Political leaders and climate activists often say that human-caused climate change presents an existential threat to humanity, or could lead to a global catastrophe, but this is rarely defined.

Driving the news: A group of top climate scientists has come forward to argue that more rigorous research is urgently needed into such worst-case scenarios, which they call a "climate endgame."


  • In a new perspective piece in the Proceedings of the National Academy of Sciences, 11 researchers from around the world put forward a research agenda into the consequences of global warming that reaches the higher end of plausible scenarios, amounting to 3°C (5.4°F) or greater, by the end of the century.

Why it matters: According to the paper, worst-case scenarios have been understudied by organizations such as the U.N. IPCC due to the focus on the Paris Agreement's temperature goals, as well as the inherent cautiousness of climate scientists whose culture eschews alarmism.

Zoom in: The piece, which is not a study but rather a detailed research proposal, states: "There are ample reasons to suspect that climate change could result in a global catastrophe."

  • The authors, who include Hans Joachim Schellnhuber, a physicist who advised German Chancellor Angela Merkel on climate science, and prominent researcher Johan Rockström, see such research as having the potential to motivate society to act with greater urgency to limit warming to the Paris targets.
  • The paper notes that if all countries deliver on their non-binding long-term emissions reduction pledges it could limit warming to 2.1°C (3.78°F) above preindustrial levels by 2100.
  • The authors warn that even this optimistic scenario would make the planet warmer than any point seen for more than 2.6 million years.

Threat level: The paper notes how the COVID-19 pandemic has revealed the risks of infrequent, high-impact global events that have knock-on effects throughout the global economy.

  • The uncertainties involved with catastrophic risks may have policy specific implications, the researchers state, including by boosting the social cost of carbon, which is the price assigned to the consequences of each additional ton of carbon dioxide emissions added to the atmosphere.
  • This calculation is used when evaluating a host of government regulations and is heavily contested.

The paper provides a tour of plausible ways in which climate change could tip society into more precarious, if not catastrophic, outcomes, from destabilizing the most fragile countries to causing physical and political "risk cascades" that can ripple around the world.

  • The authors propose a rigorous academic research agenda for conducting an “integrated catastrophe assessment” due to climate change, and recommend a special report from the IPCC on this prospect.
  • They define such warming as a temperature increase of 3°C or above preindustrial levels, which is well within the current scope of possibility.
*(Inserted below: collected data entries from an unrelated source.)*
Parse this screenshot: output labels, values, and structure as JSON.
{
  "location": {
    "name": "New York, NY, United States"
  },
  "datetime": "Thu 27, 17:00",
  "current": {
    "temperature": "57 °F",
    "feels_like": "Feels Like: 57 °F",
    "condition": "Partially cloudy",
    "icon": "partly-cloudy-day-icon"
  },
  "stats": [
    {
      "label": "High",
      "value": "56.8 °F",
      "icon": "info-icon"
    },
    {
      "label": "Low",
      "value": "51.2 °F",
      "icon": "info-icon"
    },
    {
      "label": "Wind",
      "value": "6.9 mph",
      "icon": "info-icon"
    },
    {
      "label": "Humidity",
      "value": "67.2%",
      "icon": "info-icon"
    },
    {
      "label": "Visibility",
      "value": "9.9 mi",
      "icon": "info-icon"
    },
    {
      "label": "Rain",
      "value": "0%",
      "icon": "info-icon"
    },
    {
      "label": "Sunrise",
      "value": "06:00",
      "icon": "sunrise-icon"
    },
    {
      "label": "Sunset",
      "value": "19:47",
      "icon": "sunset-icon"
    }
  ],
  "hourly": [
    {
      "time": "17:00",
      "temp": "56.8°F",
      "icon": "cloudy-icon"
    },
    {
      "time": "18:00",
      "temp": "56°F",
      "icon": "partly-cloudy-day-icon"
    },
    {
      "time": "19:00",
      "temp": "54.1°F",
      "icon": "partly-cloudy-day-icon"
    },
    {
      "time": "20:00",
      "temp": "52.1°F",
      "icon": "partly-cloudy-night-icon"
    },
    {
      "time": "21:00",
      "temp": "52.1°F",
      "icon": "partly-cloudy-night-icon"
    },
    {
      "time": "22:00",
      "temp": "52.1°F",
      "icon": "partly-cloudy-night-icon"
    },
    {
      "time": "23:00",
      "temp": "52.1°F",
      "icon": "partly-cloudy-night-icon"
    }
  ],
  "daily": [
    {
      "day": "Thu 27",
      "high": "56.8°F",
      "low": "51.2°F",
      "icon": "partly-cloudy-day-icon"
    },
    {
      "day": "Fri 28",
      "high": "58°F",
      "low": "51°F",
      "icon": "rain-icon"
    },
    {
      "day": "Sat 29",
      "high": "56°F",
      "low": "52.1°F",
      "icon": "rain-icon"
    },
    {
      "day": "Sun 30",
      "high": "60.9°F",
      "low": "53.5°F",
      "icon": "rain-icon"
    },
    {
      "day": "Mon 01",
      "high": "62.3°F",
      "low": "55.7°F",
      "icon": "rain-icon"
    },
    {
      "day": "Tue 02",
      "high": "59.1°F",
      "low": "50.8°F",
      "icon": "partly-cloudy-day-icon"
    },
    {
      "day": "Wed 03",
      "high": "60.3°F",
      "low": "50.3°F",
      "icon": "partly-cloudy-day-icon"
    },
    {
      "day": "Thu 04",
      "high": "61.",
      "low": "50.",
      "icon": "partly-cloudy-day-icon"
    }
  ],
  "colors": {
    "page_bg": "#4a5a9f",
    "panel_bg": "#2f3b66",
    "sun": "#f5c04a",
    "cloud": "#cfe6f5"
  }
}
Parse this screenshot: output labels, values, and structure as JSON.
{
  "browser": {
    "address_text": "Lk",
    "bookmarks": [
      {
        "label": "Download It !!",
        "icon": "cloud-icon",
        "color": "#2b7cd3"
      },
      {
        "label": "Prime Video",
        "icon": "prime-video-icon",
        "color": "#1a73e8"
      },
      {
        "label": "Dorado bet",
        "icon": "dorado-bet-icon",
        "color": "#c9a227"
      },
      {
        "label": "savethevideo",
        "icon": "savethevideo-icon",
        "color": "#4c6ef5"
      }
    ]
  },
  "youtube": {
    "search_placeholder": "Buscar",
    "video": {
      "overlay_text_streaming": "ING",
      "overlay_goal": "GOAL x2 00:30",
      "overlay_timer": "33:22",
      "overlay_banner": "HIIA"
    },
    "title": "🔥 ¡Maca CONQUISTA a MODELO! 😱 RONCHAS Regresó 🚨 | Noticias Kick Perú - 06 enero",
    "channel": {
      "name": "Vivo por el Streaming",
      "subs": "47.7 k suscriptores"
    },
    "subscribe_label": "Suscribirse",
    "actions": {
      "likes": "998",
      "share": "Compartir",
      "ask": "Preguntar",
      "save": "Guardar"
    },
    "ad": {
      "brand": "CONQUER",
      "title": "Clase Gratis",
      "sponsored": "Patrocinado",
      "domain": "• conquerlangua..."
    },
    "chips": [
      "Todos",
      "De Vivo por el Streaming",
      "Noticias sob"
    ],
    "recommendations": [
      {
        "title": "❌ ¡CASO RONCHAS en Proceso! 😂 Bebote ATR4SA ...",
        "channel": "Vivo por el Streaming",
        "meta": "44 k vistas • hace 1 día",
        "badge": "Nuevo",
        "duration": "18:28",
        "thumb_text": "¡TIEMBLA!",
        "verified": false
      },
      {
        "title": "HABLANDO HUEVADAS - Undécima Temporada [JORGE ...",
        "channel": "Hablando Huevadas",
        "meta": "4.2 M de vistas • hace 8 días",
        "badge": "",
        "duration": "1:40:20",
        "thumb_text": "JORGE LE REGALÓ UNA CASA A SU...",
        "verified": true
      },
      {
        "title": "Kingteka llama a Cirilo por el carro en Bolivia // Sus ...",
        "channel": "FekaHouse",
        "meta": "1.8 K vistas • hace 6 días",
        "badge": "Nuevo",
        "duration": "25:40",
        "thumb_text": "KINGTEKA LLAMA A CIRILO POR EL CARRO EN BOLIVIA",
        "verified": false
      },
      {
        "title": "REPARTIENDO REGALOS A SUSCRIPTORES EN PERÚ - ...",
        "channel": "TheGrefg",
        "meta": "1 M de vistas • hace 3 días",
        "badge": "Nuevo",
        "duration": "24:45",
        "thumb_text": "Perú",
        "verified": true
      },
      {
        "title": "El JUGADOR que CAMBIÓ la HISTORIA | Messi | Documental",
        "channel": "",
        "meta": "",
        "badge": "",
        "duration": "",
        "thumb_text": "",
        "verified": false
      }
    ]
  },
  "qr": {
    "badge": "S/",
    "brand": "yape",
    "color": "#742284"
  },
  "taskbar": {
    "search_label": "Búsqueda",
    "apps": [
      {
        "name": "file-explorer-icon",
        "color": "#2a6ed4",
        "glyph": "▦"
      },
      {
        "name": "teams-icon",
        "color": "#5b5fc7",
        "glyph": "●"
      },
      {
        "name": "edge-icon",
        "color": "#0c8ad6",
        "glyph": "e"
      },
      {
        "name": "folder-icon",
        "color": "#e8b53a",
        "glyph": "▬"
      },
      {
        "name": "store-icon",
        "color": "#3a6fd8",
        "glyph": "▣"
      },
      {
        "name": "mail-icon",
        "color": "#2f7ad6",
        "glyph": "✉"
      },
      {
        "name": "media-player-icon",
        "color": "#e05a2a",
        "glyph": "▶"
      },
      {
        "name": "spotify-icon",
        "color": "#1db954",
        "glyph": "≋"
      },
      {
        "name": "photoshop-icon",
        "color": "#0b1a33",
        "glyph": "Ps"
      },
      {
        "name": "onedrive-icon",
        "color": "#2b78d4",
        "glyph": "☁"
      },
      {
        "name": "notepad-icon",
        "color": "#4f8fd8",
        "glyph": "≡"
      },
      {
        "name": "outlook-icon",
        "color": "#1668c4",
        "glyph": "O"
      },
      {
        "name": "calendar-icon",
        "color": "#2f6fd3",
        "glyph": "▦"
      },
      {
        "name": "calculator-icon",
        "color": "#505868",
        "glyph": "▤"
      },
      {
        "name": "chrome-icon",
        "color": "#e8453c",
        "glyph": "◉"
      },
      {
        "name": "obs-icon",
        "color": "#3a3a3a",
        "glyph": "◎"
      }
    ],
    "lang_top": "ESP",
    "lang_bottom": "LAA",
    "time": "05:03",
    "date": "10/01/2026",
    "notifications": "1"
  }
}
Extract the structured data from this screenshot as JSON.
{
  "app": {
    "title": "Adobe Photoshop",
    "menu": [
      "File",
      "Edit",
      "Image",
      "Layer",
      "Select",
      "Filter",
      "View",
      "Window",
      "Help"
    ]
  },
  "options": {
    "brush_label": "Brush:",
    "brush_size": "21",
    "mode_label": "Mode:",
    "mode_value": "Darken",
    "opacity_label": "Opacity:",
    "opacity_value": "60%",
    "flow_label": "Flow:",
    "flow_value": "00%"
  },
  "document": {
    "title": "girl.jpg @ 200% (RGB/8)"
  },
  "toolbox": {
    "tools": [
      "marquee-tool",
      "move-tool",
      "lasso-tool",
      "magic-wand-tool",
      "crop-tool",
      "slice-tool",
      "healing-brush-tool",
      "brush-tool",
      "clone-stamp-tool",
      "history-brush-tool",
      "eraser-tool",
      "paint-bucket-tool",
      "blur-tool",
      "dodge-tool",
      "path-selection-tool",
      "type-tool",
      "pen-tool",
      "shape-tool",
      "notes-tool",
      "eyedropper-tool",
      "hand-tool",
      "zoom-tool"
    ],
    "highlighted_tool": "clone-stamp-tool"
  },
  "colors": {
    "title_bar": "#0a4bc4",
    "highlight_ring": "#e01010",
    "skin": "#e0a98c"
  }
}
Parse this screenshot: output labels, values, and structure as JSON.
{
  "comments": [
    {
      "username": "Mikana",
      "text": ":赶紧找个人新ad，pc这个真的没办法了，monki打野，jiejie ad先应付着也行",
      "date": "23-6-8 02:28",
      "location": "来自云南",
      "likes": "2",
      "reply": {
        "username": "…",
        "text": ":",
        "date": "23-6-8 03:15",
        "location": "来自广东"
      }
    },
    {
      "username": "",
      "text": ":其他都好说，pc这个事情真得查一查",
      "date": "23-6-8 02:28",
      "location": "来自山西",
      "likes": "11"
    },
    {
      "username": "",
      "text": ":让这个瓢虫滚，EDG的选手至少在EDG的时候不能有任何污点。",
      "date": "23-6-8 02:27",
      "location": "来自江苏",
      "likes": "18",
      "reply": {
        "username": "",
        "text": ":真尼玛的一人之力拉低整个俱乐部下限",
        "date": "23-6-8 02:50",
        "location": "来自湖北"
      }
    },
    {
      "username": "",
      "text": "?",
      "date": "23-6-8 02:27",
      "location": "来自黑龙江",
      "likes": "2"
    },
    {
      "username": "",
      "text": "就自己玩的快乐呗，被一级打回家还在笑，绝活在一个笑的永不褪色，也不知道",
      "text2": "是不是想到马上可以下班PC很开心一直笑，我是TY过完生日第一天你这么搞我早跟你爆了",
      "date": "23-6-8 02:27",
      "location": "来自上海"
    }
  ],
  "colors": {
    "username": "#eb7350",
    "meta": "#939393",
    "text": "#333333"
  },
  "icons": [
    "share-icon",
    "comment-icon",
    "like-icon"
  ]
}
Of note: The authors include the "rapid spread of misinformation and disinformation," which has vexed public health officials in responding to COVID-19, as a risk factor that makes the world more vulnerable to the impacts of an extreme climate change scenario.

What they're saying: "We are not saying that we are all doomed," lead author Luke Kemp, of the University of Cambridge, told Axios via email.

  • "This isn’t about disaster voyeurism; it is about understanding plausible catastrophic risks so we can prevent them," he said.
  • "The greater the understanding of potential catastrophic risks, the better the potential for developing effective risk reduction strategies," study coauthor Kristie Ebi, a professor at the University of Washington, told Axios via email.

The intrigue: Gernot Wagner, a climate economist at Columbia Business School who was not part of the author team, said he agrees that more research is needed into these issues.

  • "Even linear changes in underlying climate conditions can lead to socio-economic tipping points," he said, citing the example of the drought in Syria in 2007-2010 that helped spark the civil war there, spurring a refugee crisis that in turn led to a rightward shift in European politics.
  • "Cascading risks deserve quite a bit more attention," he said.